Indeed, notes Banzhaf, the name of the musical group "Niggaz Wit Attitude" was rarely used in full on the air, even by African American announcers on stations catering to African American listeners who logically might be expected to understand it in context and not as an insult, yet some radio and TV stations often use the R-word hundreds of times in a single day.
In contrast to the N.W.A. group which chose the name to reflect their race and heritage, the name "Redskins" was not chosen either by the players nor by American Indians. Indeed, the myth that the name was chosen to honor a particular Indian (former coach William Dietz), or Indians generally, was shattered almost 100 years ago by a 1933 AP interview in which the team's original owner and original founder, George Preston Marshall, admitted that it simply wasn't true. The racist name was chosen simply to save money.
Keeping The Offensive Word Off The Nation's Airwaves
As Banzhaf revealed more than five years ago, as part of his effort to keep the offensive word off the nation's airwaves, Marshall picked the name "Redskins," which even then had racist and derogatory connotations, so that he could continue using the American Indian logo, while ditching the team name "Braves" to avoid confusion with the Boston baseball team which was using that name.
Banzhaf also noted that several states have made legal determinations that automobile owners may not use license plates with the word "R*dskins," or anything even resembling "R*dskins," because the word is "racist," and such a display would be contrary to the public interest because it would expose the public to a swear word, even though such an exposure to any passing motorist - unlike the repeated use of the R-word by a radio or TV stations - would be so fleeting as to almost go unnoticed.
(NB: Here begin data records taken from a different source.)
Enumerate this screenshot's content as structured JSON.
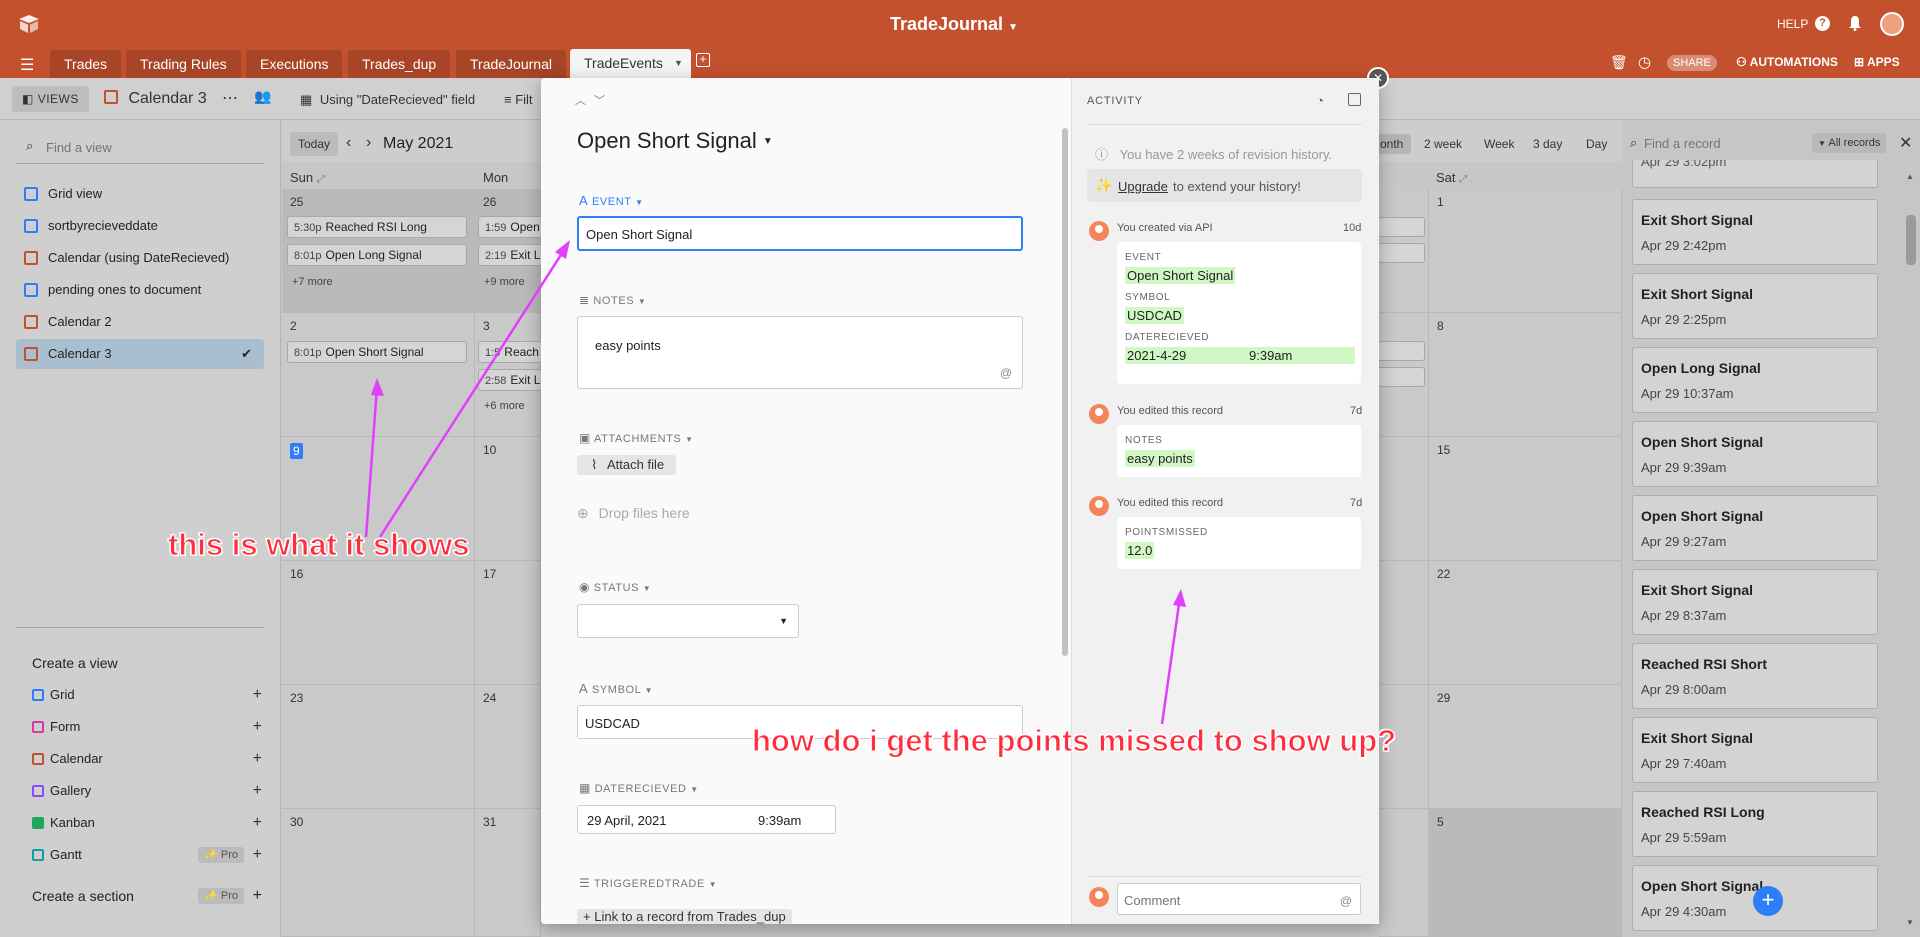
{
  "app": {
    "title": "TradeJournal",
    "help": "HELP"
  },
  "tabs": [
    "Trades",
    "Trading Rules",
    "Executions",
    "Trades_dup",
    "TradeJournal",
    "TradeEvents"
  ],
  "toolbar": {
    "views": "VIEWS",
    "view_name": "Calendar 3",
    "using": "Using \"DateRecieved\" field",
    "filter": "Filt",
    "share": "SHARE",
    "automations": "AUTOMATIONS",
    "apps": "APPS"
  },
  "sidebar": {
    "find_placeholder": "Find a view",
    "views": [
      "Grid view",
      "sortbyrecieveddate",
      "Calendar (using DateRecieved)",
      "pending ones to document",
      "Calendar 2",
      "Calendar 3"
    ],
    "create_view": "Create a view",
    "create_items": [
      "Grid",
      "Form",
      "Calendar",
      "Gallery",
      "Kanban",
      "Gantt"
    ],
    "pro": "Pro",
    "create_section": "Create a section"
  },
  "calendar": {
    "today": "Today",
    "month": "May 2021",
    "modes": [
      "onth",
      "2 week",
      "Week",
      "3 day",
      "Day"
    ],
    "days": [
      "Sun",
      "Mon",
      "Sat"
    ],
    "sun_dates": [
      "25",
      "2",
      "9",
      "16",
      "23",
      "30"
    ],
    "mon_dates": [
      "26",
      "3",
      "10",
      "17",
      "24",
      "31"
    ],
    "sat_dates": [
      "1",
      "8",
      "15",
      "22",
      "29",
      "5"
    ],
    "ev_sun25_1_time": "5:30p",
    "ev_sun25_1": "Reached RSI Long",
    "ev_sun25_2_time": "8:01p",
    "ev_sun25_2": "Open Long Signal",
    "sun25_more": "+7 more",
    "ev_mon26_1_time": "1:59",
    "ev_mon26_1": "Open",
    "ev_mon26_2_time": "2:19",
    "ev_mon26_2": "Exit Lo",
    "mon26_more": "+9 more",
    "ev_sun2_time": "8:01p",
    "ev_sun2": "Open Short Signal",
    "ev_mon3_1_time": "1:5",
    "ev_mon3_1": "Reach",
    "ev_mon3_2_time": "2:58",
    "ev_mon3_2": "Exit Lo",
    "mon3_more": "+6 more"
  },
  "records": {
    "find_placeholder": "Find a record",
    "filter": "All records",
    "partial_top": "Apr 29 3:02pm",
    "items": [
      {
        "title": "Exit Short Signal",
        "date": "Apr 29 2:42pm"
      },
      {
        "title": "Exit Short Signal",
        "date": "Apr 29 2:25pm"
      },
      {
        "title": "Open Long Signal",
        "date": "Apr 29 10:37am"
      },
      {
        "title": "Open Short Signal",
        "date": "Apr 29 9:39am"
      },
      {
        "title": "Open Short Signal",
        "date": "Apr 29 9:27am"
      },
      {
        "title": "Exit Short Signal",
        "date": "Apr 29 8:37am"
      },
      {
        "title": "Reached RSI Short",
        "date": "Apr 29 8:00am"
      },
      {
        "title": "Exit Short Signal",
        "date": "Apr 29 7:40am"
      },
      {
        "title": "Reached RSI Long",
        "date": "Apr 29 5:59am"
      },
      {
        "title": "Open Short Signal",
        "date": "Apr 29 4:30am"
      }
    ]
  },
  "record": {
    "title": "Open Short Signal",
    "event_label": "EVENT",
    "event_value": "Open Short Signal",
    "notes_label": "NOTES",
    "notes_value": "easy points",
    "attachments_label": "ATTACHMENTS",
    "attach_button": "Attach file",
    "drop_text": "Drop files here",
    "status_label": "STATUS",
    "symbol_label": "SYMBOL",
    "symbol_value": "USDCAD",
    "date_label": "DATERECIEVED",
    "date_value": "29 April, 2021",
    "time_value": "9:39am",
    "triggered_label": "TRIGGEREDTRADE",
    "link_button": "Link to a record from Trades_dup"
  },
  "activity": {
    "header": "ACTIVITY",
    "revision_text": "You have 2 weeks of revision history.",
    "upgrade": "Upgrade",
    "upgrade_rest": "to extend your history!",
    "entry1_head": "You created via API",
    "entry1_age": "10d",
    "e1_k1": "EVENT",
    "e1_v1": "Open Short Signal",
    "e1_k2": "SYMBOL",
    "e1_v2": "USDCAD",
    "e1_k3": "DATERECIEVED",
    "e1_v3": "2021-4-29",
    "e1_v3b": "9:39am",
    "entry2_head": "You edited this record",
    "entry2_age": "7d",
    "e2_k1": "NOTES",
    "e2_v1": "easy points",
    "entry3_head": "You edited this record",
    "entry3_age": "7d",
    "e3_k1": "POINTSMISSED",
    "e3_v1": "12.0",
    "comment_placeholder": "Comment"
  },
  "annotations": {
    "left": "this is what it shows",
    "right": "how do i get the points missed to show up?"
  },
  "colors": {
    "brand": "#c4512e",
    "accent": "#2d7ff9",
    "annotation": "#ff2d3d",
    "arrow": "#e040fb",
    "highlight": "#d1f7c4"
  }
}
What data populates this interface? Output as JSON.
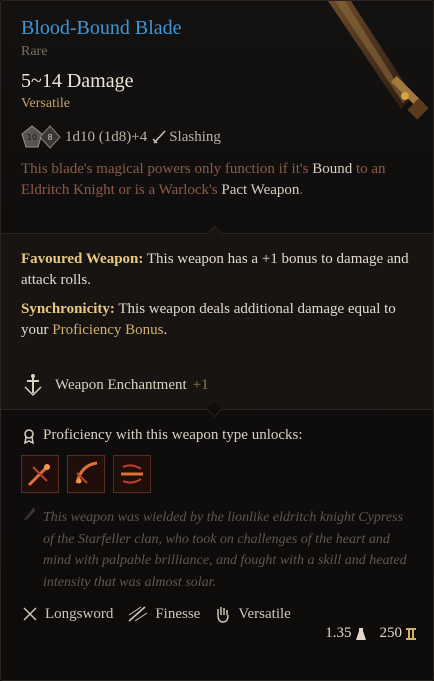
{
  "item": {
    "name": "Blood-Bound Blade",
    "rarity": "Rare",
    "damage": "5~14 Damage",
    "damage_tag": "Versatile",
    "dice_text": "1d10 (1d8)+4",
    "damage_type": "Slashing",
    "lore_pre": "This blade's magical powers only function if it's ",
    "lore_bound": "Bound",
    "lore_mid": " to an Eldritch Knight or is a Warlock's ",
    "lore_pact": "Pact Weapon",
    "lore_end": ".",
    "favoured_title": "Favoured Weapon:",
    "favoured_text": " This weapon has a +1 bonus to damage and attack rolls.",
    "sync_title": "Synchronicity:",
    "sync_text_1": " This weapon deals additional damage equal to your ",
    "sync_highlight": "Proficiency Bonus",
    "sync_text_2": ".",
    "enchant_label": "Weapon Enchantment",
    "enchant_value": "+1",
    "proficiency_heading": "Proficiency with this weapon type unlocks:",
    "unlock_icons": [
      "pommel-strike-icon",
      "lacerate-icon",
      "flourish-icon"
    ],
    "description": "This weapon was wielded by the lionlike eldritch knight Cypress of the Starfeller clan, who took on challenges of the heart and mind with palpable brilliance, and fought with a skill and heated intensity that was almost solar.",
    "properties": [
      {
        "icon": "longsword-icon",
        "label": "Longsword"
      },
      {
        "icon": "finesse-icon",
        "label": "Finesse"
      },
      {
        "icon": "versatile-hand-icon",
        "label": "Versatile"
      }
    ],
    "weight": "1.35",
    "value": "250"
  },
  "colors": {
    "rarity_rare": "#3f96d6",
    "accent_gold": "#d2b06c",
    "lore_red": "#8b5a48"
  }
}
Very similar findings and statements have also been made by other official and/or governmental bodies, including the U.S. Commission on Civil Rights, the District of Columbia City Council, American Psychological Association, the D.C. Metropolitan Washington Council of Governments [which called the Redskins name "demeaning and dehumanizing"], the Governing Council of the American Counseling Association, a resolution adopted by many major civil rights organizations, a coalition of more than 60 religious leaders, black and Latino organizations, and many others too numerous to list separately.
Other Similar Names
Contrary to arguments by opponents, pressure to change the name "Redskins" because it is insulting and derogatory to American Indians does not necessarily mean that other team names related to American Indians - e.g., Atlanta Braves, Chicago Blackhawks, Cleveland Indians, etc. - must also change, says Banzhaf.
The words "Braves," "Blackhawks," "Indians," are not generally described and defined as words which by themselves are racist or derogatory, even though images, mascots, caricatures, and things like the "tomahawk chop" can be, suggests Banzhaf.
After dozens of years and pressure for change from many different quarters, it looks like the Redskins will finally change their name without much loss of revenue or fan support, just as the Washington Bullets (formerly the Capital Bullets) changed their name to the Washington Wizards, even thought the word "Bullets" was nowhere near as derogatory as the word "Redskins," predicts Banzhaf.